I need to prove that dirichlet function is a periodic function,
but i got no idea how to start solving the question.
could anyone help please?

 

[S.G. Janssens]

Do you mean the characteristic function of the rationals,
\[
f(x) =
\begin{cases}
1& (x \in \mathbb{Q})\\
0& (x \not\in \mathbb{Q})
\end{cases}
\]
?

 

[esuahcdss12]

Do you mean the characteristic function of the rationals,
\[
f(x) =
\begin{cases}
1& (x \in \mathbb{Q})\\
0& (x \not\in \mathbb{Q})
\end{cases}
\]
?

yes

 

[S.G. Janssens]

Can you prove that if $x$ is rational, then $x + 1$ is rational?
Can you prove that if $x$ is irrational, then $x + 1$ is irrational?

 

[HallsofIvy]

That would be sufficient to show that f is "periodic with period 1". Is there a "fundamental" (smallest positive) period?

 

[Greg]

What about a rational constant, say $c$, in the place of $1$?

 

[S.G. Janssens]

What about a rational constant, say $c$, in the place of $1$?

That would have been my next question...

That would be sufficient to show that f is "periodic with period 1". Is there a "fundamental" (smallest positive) period?

...and that the question after that (Nod)

I hope the OP still comes back.
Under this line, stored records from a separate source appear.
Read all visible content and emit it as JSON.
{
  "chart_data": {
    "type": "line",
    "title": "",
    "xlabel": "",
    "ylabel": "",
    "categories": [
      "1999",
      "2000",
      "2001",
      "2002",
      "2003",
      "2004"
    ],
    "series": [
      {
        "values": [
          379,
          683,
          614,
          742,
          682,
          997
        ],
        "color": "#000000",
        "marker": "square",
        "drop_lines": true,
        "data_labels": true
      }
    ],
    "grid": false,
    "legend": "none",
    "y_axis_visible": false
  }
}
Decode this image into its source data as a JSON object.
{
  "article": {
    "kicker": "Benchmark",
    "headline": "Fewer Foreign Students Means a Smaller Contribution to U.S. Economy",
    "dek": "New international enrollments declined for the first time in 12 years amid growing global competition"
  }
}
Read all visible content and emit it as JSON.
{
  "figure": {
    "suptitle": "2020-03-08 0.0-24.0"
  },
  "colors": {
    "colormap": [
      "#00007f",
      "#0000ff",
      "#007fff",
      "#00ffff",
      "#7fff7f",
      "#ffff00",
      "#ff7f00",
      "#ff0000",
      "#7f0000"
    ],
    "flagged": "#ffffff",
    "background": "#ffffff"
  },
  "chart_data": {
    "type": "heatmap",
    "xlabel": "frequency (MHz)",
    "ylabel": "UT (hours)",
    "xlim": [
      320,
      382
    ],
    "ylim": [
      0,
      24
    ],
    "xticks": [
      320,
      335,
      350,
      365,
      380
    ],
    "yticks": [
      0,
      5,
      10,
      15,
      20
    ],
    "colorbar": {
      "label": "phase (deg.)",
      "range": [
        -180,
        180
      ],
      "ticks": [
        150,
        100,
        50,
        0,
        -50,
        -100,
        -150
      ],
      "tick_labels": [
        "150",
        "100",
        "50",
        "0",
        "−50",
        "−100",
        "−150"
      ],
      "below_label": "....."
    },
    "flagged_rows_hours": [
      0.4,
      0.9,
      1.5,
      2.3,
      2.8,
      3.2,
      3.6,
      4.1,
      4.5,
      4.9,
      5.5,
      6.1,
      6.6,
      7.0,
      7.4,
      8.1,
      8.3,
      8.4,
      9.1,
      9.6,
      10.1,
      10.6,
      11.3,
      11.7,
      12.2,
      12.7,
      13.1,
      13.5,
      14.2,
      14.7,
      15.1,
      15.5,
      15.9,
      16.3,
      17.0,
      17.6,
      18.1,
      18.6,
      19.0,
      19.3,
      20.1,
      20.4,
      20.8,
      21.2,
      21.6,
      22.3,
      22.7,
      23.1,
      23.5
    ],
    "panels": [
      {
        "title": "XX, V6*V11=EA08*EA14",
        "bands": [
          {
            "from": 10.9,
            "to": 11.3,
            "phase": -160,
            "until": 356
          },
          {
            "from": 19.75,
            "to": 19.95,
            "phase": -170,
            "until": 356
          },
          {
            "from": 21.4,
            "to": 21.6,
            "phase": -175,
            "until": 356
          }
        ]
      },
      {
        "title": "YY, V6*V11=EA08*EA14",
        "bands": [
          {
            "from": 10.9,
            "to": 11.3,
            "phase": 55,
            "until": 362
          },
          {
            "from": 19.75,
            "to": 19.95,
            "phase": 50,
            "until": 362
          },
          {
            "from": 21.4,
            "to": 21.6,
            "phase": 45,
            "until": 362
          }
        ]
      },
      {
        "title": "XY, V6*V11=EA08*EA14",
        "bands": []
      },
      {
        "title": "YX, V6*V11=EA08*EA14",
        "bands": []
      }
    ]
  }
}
This function provides a nice exercise. Once the above is done, he could try to go on by proving (without looking it up somewhere) that this function is nowhere continuous, hence not Riemann integrable over any compact interval.

On the other hand, he could also investigate what a continuous function looks like when it is periodic with arbitrarily small periods.